De la producción cuentística surgida de ese conflicto civil europeo que fue la Gran Guerra, es una pequeña muestra —doblemente pequeña: por la circunscripción idiomática y la limitación del espacio— la presente selección de veinte relatos publicados en inglés a lo largo de los veinte años posteriores al inicio del conflicto. Uno de sus objetivos ha sido aunar la variedad de procedencias con la variedad de sensibilidades y vivencias, en una gama que va desde el proselitismo al servicio de los intereses del Estado hasta el exorcismo de unas experiencias personales devastadoras, desde la propaganda pública hasta la catarsis personal. Así, por un lado, se ha intentado presentar autores procedentes de diferentes países ligados al Imperio británico y ofrecer un panorama de lo que cabría denominar la trinchera literaria del inglés, con relatos de escritores de los países anglófonos que combatieron junto al Reino Unido y el resto de los aliados. Y, por otro, se recogen las producciones literarias de hombres y mujeres, participantes y no participantes, partidarios y detractores, con objeto de reflejar la multiplicidad de posturas y reacciones ante la guerra, con más o menos énfasis en lo ideológico, lo estético, lo social o lo moral.
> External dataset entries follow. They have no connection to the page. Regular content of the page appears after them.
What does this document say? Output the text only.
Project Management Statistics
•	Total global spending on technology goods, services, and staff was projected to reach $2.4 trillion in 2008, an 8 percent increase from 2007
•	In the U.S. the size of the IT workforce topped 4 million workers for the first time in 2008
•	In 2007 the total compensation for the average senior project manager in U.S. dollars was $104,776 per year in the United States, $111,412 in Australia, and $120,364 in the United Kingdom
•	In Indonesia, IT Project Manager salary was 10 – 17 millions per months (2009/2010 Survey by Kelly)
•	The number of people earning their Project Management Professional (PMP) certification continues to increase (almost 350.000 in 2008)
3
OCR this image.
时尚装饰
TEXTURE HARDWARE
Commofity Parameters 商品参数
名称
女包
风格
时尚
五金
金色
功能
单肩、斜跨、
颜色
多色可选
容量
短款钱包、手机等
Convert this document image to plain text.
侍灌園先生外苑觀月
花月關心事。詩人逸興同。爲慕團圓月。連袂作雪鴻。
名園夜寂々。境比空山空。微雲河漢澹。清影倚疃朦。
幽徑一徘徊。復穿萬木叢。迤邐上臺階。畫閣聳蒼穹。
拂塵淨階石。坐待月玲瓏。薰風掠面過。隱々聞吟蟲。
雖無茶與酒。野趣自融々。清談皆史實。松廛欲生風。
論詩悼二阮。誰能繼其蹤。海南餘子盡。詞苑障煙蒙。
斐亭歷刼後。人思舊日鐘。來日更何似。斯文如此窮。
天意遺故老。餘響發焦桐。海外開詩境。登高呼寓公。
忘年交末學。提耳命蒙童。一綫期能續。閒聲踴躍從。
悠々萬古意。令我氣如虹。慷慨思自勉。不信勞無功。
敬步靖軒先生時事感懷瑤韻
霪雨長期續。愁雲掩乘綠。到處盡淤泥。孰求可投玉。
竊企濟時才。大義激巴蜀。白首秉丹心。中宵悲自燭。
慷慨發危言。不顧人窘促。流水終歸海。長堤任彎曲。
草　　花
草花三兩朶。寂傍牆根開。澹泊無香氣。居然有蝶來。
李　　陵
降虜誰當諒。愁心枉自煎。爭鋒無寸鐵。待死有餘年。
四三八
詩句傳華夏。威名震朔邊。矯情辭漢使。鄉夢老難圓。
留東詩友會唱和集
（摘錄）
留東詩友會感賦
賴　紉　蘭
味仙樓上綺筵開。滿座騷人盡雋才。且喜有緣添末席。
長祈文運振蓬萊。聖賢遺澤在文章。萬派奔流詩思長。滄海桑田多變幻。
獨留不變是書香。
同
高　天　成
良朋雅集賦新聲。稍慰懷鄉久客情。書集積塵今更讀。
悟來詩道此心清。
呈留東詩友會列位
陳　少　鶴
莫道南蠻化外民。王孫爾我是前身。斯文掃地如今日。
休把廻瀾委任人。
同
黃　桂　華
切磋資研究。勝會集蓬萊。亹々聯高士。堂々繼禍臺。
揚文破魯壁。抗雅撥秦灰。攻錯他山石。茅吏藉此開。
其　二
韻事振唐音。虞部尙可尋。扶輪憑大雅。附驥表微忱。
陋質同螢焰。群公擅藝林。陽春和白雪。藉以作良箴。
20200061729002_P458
Nada más estallar la contienda y tras descubrir que Alemania y Austria-Hungría disponía de una oficina de prensa de guerra (para la austrohúngara trabajarían, entre otros, Hugo von Hofmannsthal, Robert Musil, Egon Schiele, Franz Werfel o Stefan Zweig), el gobierno británico nombró al periodista y político liberal Charles Masterman responsable de la Oficina de Propaganda de Guerra. La primera iniciativa de Masterman fue recurrir a los escritores, y el 2 de septiembre de 1914 se celebró una reunión a la que asistieron dos docenas de los literatos más famosos del momento. Los reunidos se juramentaron para trabajar en secreto en favor del esfuerzo de guerra. En la iniciativa —de cuya magnitud no se tuvo constancia hasta 1935— participaron William Archer, James M. Barrie, Arnold Bennett, John Buchan, Gilbert K. Chesterton, Arthur Conan Doyle, Thomas Hardy, Rudyard Kipling, Arnold Toynbee, Hugh Walpole, H. G. Wells y muchísimos otros hoy menos conocidos pero que en su momento gozaron de gran reputación. Dos de ellos, Kipling y Conan Doyle, están aquí representados.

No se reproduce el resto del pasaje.